À la base des sociétés, on trouve des réseaux qui, telles des toiles d'araignée, lient les individus dans des entrecroisements complexes. Ces réseaux assurent la communication et la mobilité. Ils permettent aux individus de s'adapter aux situations qu'ils rencontrent, et c'est par eux que le pouvoir s'obtient et se conserve. Leur entrelacement forme une charpente sur laquelle se construit l'identité culturelle.
 
Dès l'arrivée des francophones en terre ontarienne, des réseaux se mettent en place. Ce sont d'ailleurs les réseaux de parenté qui sont à la base des communautés francophones de l'Ontario ; c'est par eux que la migration se développe. Qu'une personne, une famille s'installe quelque part et, bientôt, parents et amis la rejoignent. Parfois, c'est un entrepreneur ou une compagnie qui est à l'origine de la migration, mais c'est toujours par les réseaux de parenté qu'elle s'alimente. En raison de ce caractère en chaîne de la migration, la sociabilité des nouveaux venus continue de s'abreuver, pendant un certain temps, aux pratiques socioculturelles de l'endroit d'origine.

Rapidement, la sociabilité s'organise autour des institutions, des lieux publics du village. Le magasin général, le garage et surtout le perron de l'église deviennent des lieux de rencontre des francophones.

Avec le temps, la présence d'institutions agit en elle-même comme facteur d'attraction.

Ainsi qu'ailleurs en Amérique francaise, la paroisse est longtemps le « château fort de la race » , comme on disait alors. Il n'est pas rare que les quartiers francophones se forment autour de l'église, point de ralliement de la communauté.

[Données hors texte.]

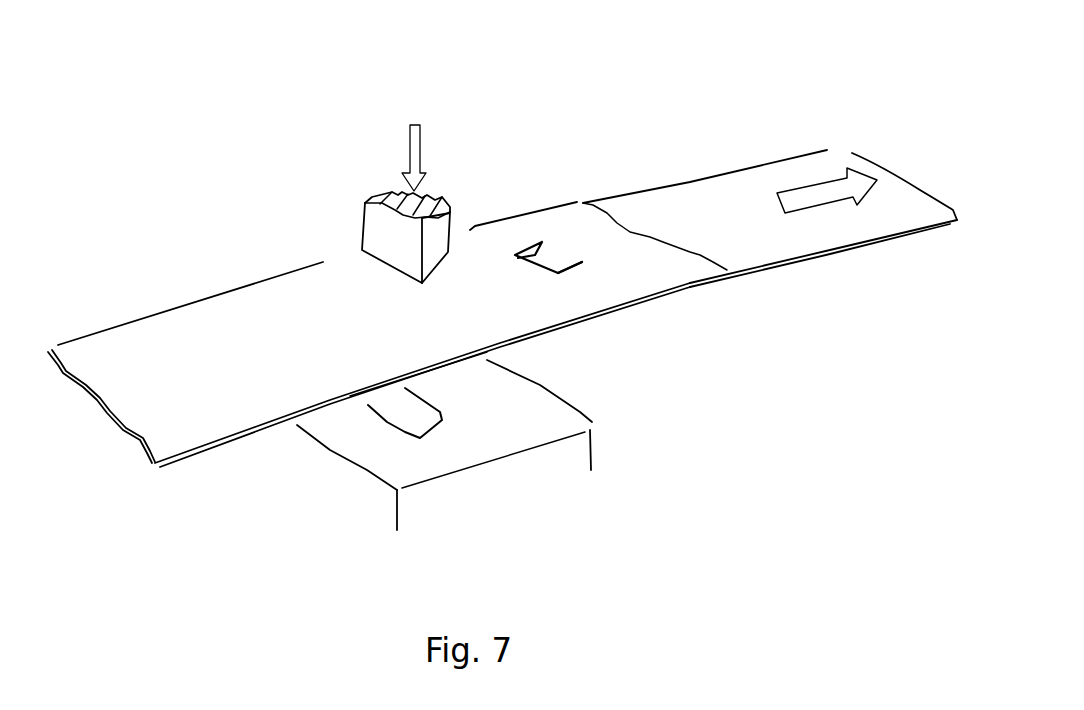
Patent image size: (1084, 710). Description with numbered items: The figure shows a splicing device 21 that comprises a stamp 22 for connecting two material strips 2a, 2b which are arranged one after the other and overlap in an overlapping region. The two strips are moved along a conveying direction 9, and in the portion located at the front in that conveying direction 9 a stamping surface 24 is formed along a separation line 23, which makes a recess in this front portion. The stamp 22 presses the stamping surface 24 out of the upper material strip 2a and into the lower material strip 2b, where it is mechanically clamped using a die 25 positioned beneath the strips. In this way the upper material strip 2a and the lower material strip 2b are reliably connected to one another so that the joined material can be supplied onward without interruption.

The upper material strip 2a is at (369, 364).
The lower material strip 2b is at (713, 218).
The conveying direction 9 is at (816, 192).
The splicing device 21 is at (352, 192).
The stamp 22 is at (440, 198).
The separation line 23 is at (572, 270).
The stamping surface 24 is at (550, 245).
The die 25 is at (385, 422).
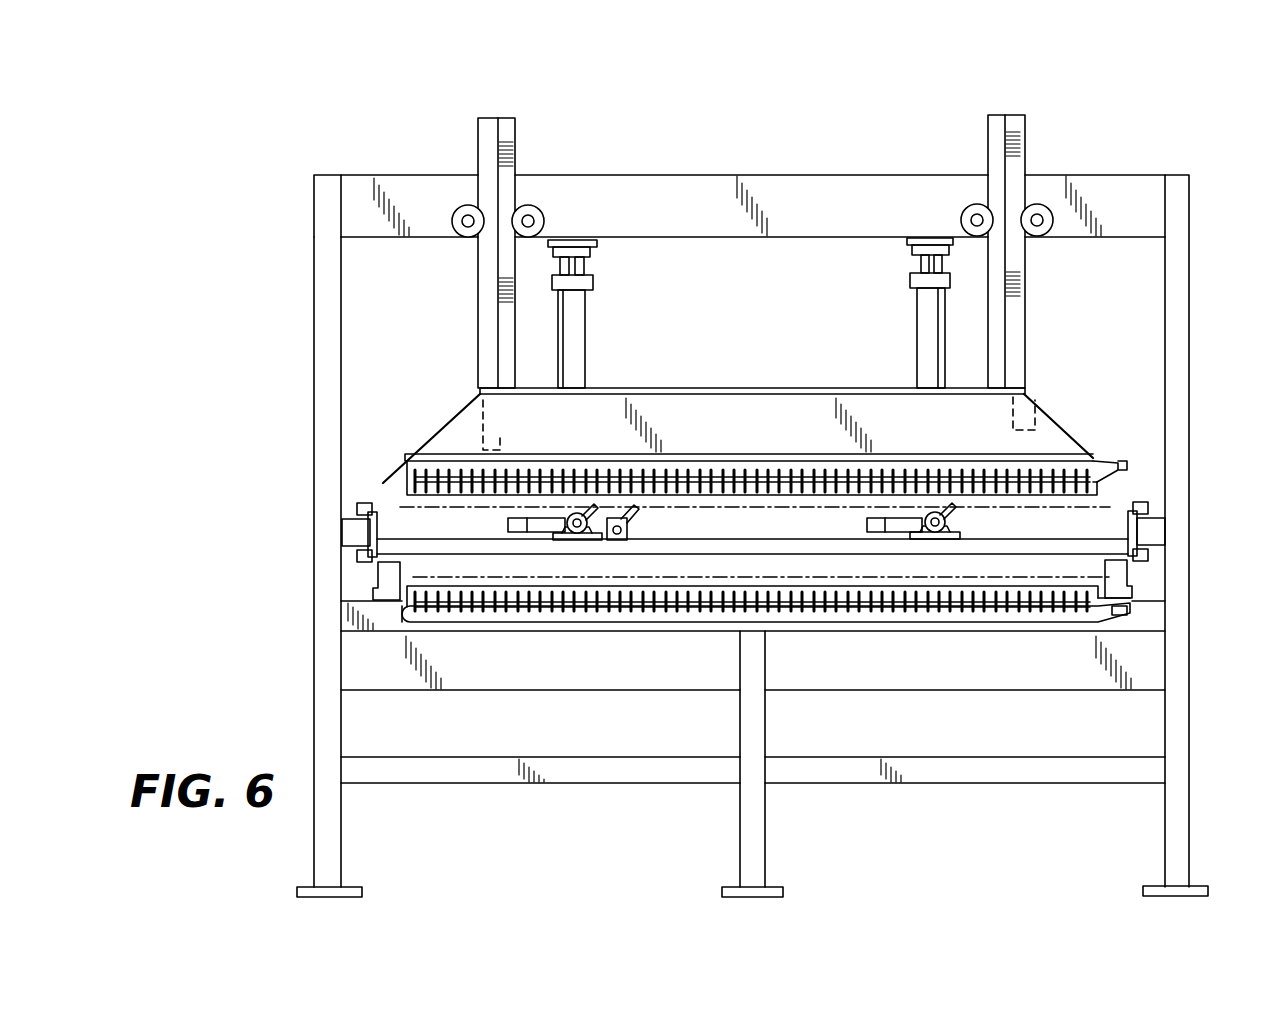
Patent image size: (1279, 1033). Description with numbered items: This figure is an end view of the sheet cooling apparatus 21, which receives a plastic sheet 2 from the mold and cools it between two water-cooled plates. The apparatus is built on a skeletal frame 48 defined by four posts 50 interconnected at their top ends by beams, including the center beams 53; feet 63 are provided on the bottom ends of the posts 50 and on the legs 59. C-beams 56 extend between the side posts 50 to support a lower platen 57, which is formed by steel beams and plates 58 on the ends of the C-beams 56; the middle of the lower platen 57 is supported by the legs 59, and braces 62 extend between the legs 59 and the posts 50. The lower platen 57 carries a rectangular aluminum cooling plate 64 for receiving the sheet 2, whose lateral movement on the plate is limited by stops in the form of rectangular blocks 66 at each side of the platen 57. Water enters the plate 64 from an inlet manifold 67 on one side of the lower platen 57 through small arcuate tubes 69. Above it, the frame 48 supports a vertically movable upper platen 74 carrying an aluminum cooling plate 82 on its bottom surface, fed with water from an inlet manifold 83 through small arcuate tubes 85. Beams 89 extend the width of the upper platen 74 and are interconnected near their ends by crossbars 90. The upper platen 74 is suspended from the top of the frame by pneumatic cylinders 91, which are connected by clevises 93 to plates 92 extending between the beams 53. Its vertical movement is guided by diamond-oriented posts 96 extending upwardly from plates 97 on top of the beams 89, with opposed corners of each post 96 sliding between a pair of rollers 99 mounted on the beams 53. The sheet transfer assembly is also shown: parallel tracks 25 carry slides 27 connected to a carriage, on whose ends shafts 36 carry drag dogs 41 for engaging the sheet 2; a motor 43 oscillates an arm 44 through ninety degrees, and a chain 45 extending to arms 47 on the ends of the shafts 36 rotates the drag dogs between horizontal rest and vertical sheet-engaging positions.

The cooling apparatus 21 is at (1090, 118).
The skeletal frame 48 is at (330, 184).
The posts 50 is at (318, 356).
The center beams 53 is at (778, 183).
The posts 96 is at (510, 125).
The rollers 99 is at (470, 206).
The plates 92 is at (597, 244).
The clevises 93 is at (593, 272).
The pneumatic cylinders 91 is at (585, 326).
The plates 97 is at (478, 383).
The beams 89 is at (756, 433).
The crossbars 90 is at (483, 412).
The upper platen 74 is at (1060, 447).
The inlet manifold 83 is at (435, 463).
The tubes 85 is at (812, 470).
The cooling plate 82 is at (1097, 496).
The chain 45 is at (765, 507).
The plastic sheet 2 is at (793, 575).
The slides 27 is at (357, 509).
The tracks 25 is at (345, 533).
The arms 47 is at (508, 525).
The drag dog 41 is at (553, 517).
The shafts 36 is at (577, 513).
The motor 43 is at (630, 532).
The arm 44 is at (640, 509).
The blocks 66 is at (385, 578).
The lower platen 57 is at (507, 632).
The tubes 69 is at (666, 614).
The inlet manifold 67 is at (825, 622).
The cooling plate 64 is at (985, 586).
The plates 58 is at (390, 622).
The C-beams 56 is at (980, 692).
The legs 59 is at (767, 823).
The braces 62 is at (594, 785).
The feet 63 is at (363, 890).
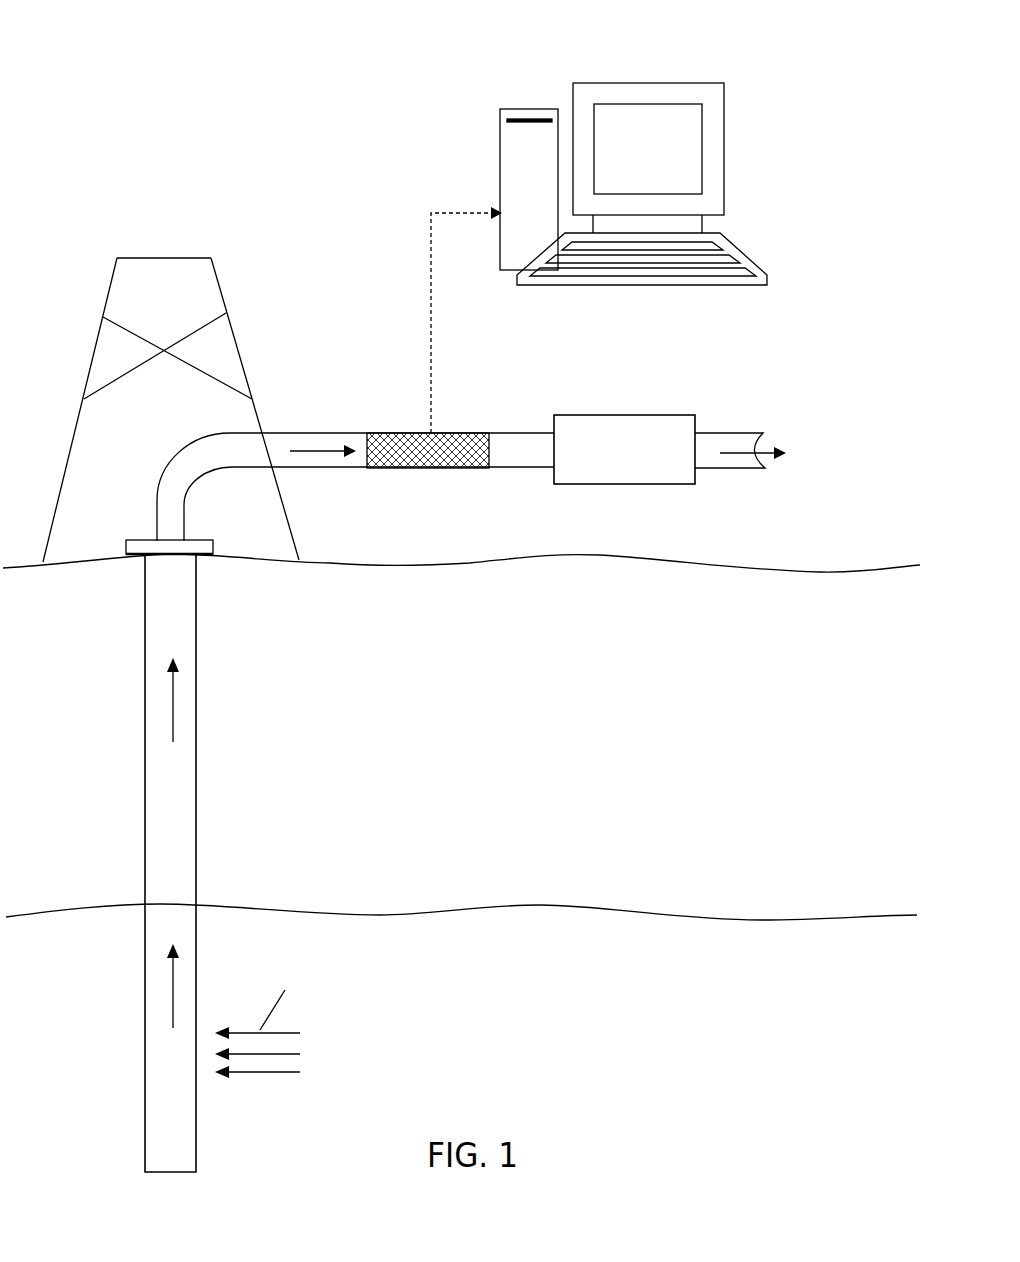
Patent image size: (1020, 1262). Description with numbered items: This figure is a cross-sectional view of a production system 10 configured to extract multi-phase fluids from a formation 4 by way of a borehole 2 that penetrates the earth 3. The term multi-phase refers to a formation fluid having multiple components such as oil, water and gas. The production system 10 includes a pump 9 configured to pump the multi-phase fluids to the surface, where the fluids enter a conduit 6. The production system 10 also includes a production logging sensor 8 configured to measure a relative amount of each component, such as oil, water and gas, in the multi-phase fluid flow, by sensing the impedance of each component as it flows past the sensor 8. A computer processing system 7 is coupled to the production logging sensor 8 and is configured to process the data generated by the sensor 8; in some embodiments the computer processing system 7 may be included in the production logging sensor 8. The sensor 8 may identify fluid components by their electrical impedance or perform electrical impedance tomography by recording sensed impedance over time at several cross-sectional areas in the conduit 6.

The production system 10 is at (156, 134).
The computer processing system 7 is at (522, 108).
The conduit 6 is at (333, 433).
The production logging sensor 8 is at (420, 468).
The pump 9 is at (624, 449).
The borehole 2 is at (192, 650).
The earth 3 is at (461, 588).
The formation 4 is at (461, 991).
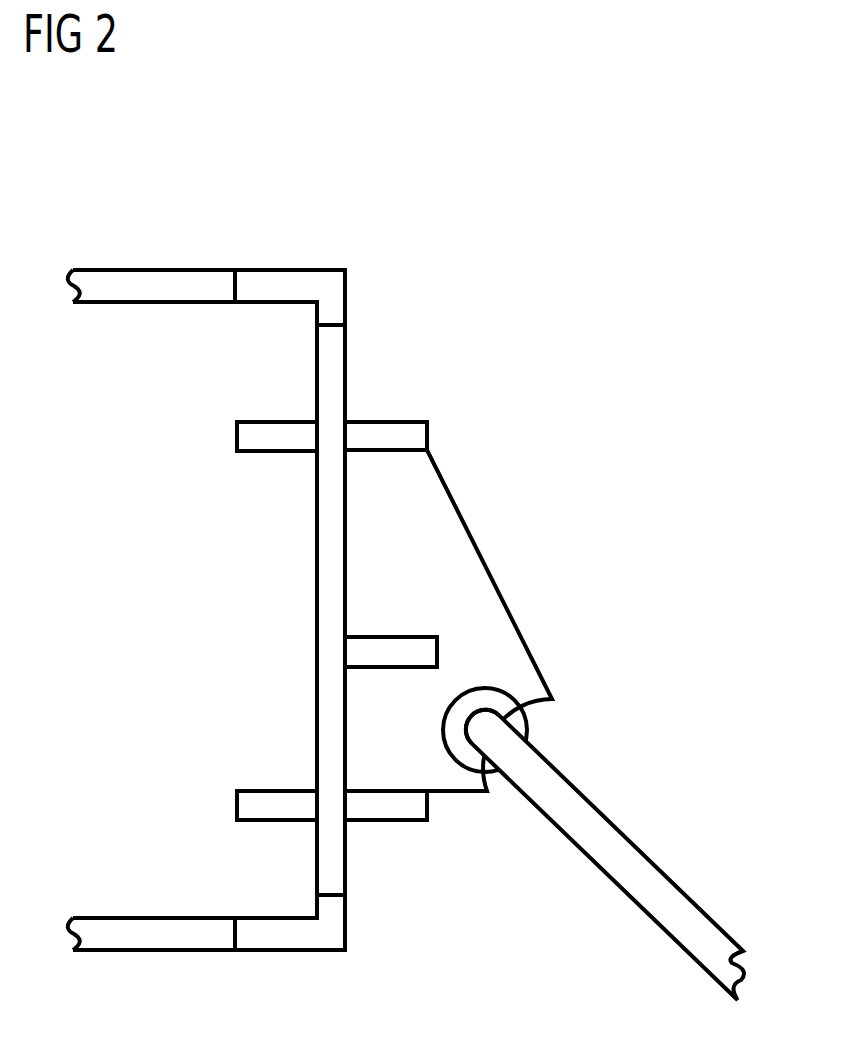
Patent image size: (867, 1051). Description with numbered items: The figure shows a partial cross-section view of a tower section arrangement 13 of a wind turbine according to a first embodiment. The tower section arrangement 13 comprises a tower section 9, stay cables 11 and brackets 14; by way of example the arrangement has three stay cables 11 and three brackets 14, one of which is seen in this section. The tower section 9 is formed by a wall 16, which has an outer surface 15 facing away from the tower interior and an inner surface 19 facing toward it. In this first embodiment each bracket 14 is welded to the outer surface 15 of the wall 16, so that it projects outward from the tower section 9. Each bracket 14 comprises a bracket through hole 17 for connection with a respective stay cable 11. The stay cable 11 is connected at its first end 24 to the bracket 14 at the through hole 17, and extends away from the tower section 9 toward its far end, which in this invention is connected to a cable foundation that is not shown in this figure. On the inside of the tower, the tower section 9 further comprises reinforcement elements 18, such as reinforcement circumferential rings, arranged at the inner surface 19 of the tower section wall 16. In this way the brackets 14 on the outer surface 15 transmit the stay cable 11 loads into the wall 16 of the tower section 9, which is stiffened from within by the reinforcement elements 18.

The tower section 9 is at (347, 308).
The stay cable 11 is at (655, 865).
The tower section arrangement 13 is at (635, 200).
The bracket 14 is at (455, 577).
The outer surface 15 is at (346, 383).
The wall 16 is at (347, 362).
The bracket through hole 17 is at (495, 710).
The reinforcement elements 18 is at (237, 434).
The inner surface 19 is at (317, 372).
The first end 24 is at (533, 742).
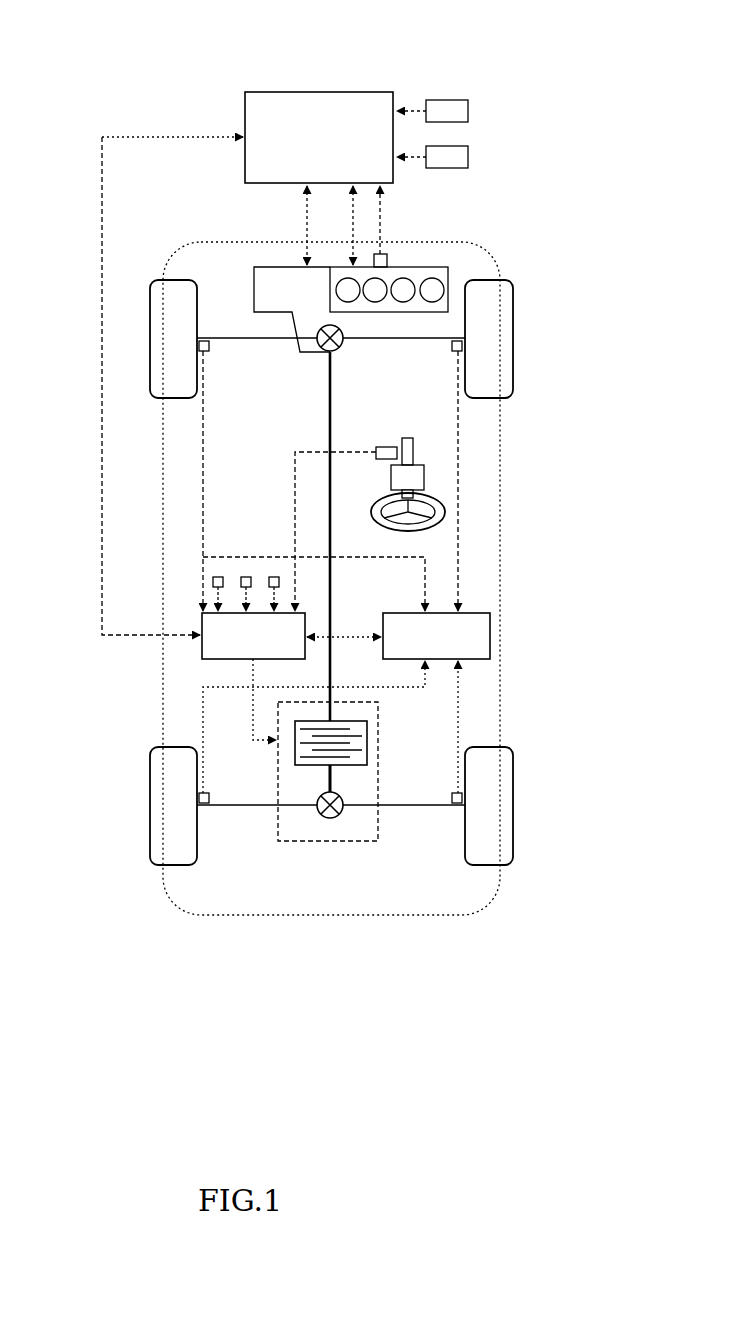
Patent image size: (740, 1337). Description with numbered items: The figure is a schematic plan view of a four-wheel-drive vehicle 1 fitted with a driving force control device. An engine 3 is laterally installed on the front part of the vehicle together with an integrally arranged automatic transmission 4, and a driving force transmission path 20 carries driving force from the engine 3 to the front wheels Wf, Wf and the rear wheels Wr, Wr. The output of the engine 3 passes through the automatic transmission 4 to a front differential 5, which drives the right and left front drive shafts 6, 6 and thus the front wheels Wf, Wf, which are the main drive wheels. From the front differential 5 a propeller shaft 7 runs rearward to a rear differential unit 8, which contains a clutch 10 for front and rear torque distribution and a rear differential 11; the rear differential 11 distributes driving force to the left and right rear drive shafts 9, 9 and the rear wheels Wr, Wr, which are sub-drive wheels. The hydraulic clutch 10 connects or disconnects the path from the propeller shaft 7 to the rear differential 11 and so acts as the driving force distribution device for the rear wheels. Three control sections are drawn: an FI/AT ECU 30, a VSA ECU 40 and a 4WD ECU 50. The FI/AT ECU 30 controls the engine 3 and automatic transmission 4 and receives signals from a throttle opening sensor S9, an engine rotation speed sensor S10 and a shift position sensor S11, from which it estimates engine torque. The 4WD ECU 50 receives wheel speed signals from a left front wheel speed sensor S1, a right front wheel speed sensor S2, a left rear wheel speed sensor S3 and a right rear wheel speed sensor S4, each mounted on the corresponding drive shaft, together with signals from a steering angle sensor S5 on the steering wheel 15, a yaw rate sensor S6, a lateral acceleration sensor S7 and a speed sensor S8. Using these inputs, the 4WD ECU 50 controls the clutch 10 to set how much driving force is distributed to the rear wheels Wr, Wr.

The four-wheel-drive vehicle 1 is at (510, 244).
The engine 3 is at (437, 267).
The automatic transmission 4 is at (275, 267).
The front differential 5 is at (339, 349).
The front drive shafts 6 is at (270, 338).
The propeller shaft 7 is at (335, 548).
The rear differential unit 8 is at (276, 720).
The rear drive shafts 9 is at (265, 805).
The clutch for front and rear torque distribution 10 is at (370, 740).
The rear differential 11 is at (337, 818).
The steering wheel 15 is at (447, 503).
The driving force transmission path 20 is at (265, 487).
The FI/AT ECU 30 is at (334, 92).
The VSA ECU 40 is at (478, 612).
The 4WD ECU 50 is at (200, 626).
The front wheels Wf is at (165, 280).
The rear wheels Wr is at (165, 747).
The left front wheel speed sensor S1 is at (207, 352).
The right front wheel speed sensor S2 is at (455, 352).
The left rear wheel speed sensor S3 is at (207, 804).
The right rear wheel speed sensor S4 is at (455, 804).
The steering angle sensor S5 is at (380, 447).
The yaw rate sensor S6 is at (274, 577).
The lateral acceleration sensor S7 is at (246, 577).
The speed sensor S8 is at (218, 577).
The throttle opening sensor S9 is at (468, 111).
The engine rotation speed sensor S10 is at (387, 256).
The shift position sensor S11 is at (468, 157).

La paroisse est un lieu d'identification au sein d'une majorité considérée étrangère. Être membre d'une paroisse, c'est faire partie d'un réseau dynamique.

Le curé s'occupe du temporel comme du spirituel, et touche donc à la vie de ses ouailles dans tous ses aspects.

Le clergé séculier est appuyé par des communautés religieuses masculines et féminines, venues du Québec et d'Europe, qui jouent un rôle de premier plan dans l'encadrement des fidèles et qui assurent une gamme de services, essentiellement dans les domaines de l'éducation, de la santé et de l'assistance sociale.

Comme ailleurs en Occident, la sécularisation envahit l'Ontario français après 1960, ce qui a pour effet de séparer deux éléments culturels jusqu'alors tenus pour indissociables, la langue et la religion.